Run pip install -e . from the git root directory. Raider Backend will call Web Raider using pipeline_main(user_query: str) from web_raider/pipeline.py.

Usage

  1. Configure your scraping tasks by editing the configuration files in the config directory.
  2. Run the scraper using the command: poetry run python main.py
  3. The scraped data will be saved in the output directory.

How the Repository Works

  • web-raider/: Contains the core logic of the application.
    • article.py: Handles the extraction of codebase URLs from articles.
    • codebase.py: Defines the Codebase class and its subclasses for different code hosting platforms.
    • connection_manager.py: Manages WebSocket connections and message buffering.
    • evaluate.py: Evaluates codebases based on a query.
    • model_calls.py: Handles calls to external models for query simplification, relevance, scoring, and ranking.
    • pipeline.py: Defines the main pipeline for processing user queries.
    • search.py: Handles Google search queries and filters results.
    • shortlist.py: Shortlists codebases based on a query.
    • url_classifier.py: Classifies URLs into different categories.
    • utils.py: Contains utility functions.
    • constants.py: Defines constants used across the application.
    • init.py: Initializes the web-raider package.
  • assets/: Contains auxiliary files and configurations.
    • key_import.py: Handles the import of API keys.
    • prompts.py: Defines various prompts used in model calls.
    • init.py: Initializes the assets package.
  • tests/: Contains unit tests for the application.
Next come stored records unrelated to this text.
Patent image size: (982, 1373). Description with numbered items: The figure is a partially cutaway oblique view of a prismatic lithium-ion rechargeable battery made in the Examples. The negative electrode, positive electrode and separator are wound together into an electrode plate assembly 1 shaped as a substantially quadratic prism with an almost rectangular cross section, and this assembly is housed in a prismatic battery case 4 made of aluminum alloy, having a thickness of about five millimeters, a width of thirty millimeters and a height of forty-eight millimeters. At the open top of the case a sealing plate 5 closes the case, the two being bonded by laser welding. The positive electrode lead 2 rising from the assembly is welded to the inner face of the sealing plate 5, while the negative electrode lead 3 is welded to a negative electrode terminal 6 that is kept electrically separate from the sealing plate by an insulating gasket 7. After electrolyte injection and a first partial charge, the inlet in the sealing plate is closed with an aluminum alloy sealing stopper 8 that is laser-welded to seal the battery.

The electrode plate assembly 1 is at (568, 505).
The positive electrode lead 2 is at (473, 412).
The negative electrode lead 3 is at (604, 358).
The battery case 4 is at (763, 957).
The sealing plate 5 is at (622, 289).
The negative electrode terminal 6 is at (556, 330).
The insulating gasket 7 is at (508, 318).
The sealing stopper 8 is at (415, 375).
Run the tests using pytest to ensure everything is working correctly.

Tasklist to complete before Wallaby

  1. fix relative/absolute import problem. don't rely on -m
  2. need to be able to run the code from any directory

Future Implementations/Improvements

  • Use Machine Learning Classification Algorithms to classify types of URLs to their type (Codebase, Article, Forum)
  • Find a way to handle Forum URLs (right now they are not processed)
  • Find a way to scrape code directly from Articles and Forum URLs (right now only links are scraped)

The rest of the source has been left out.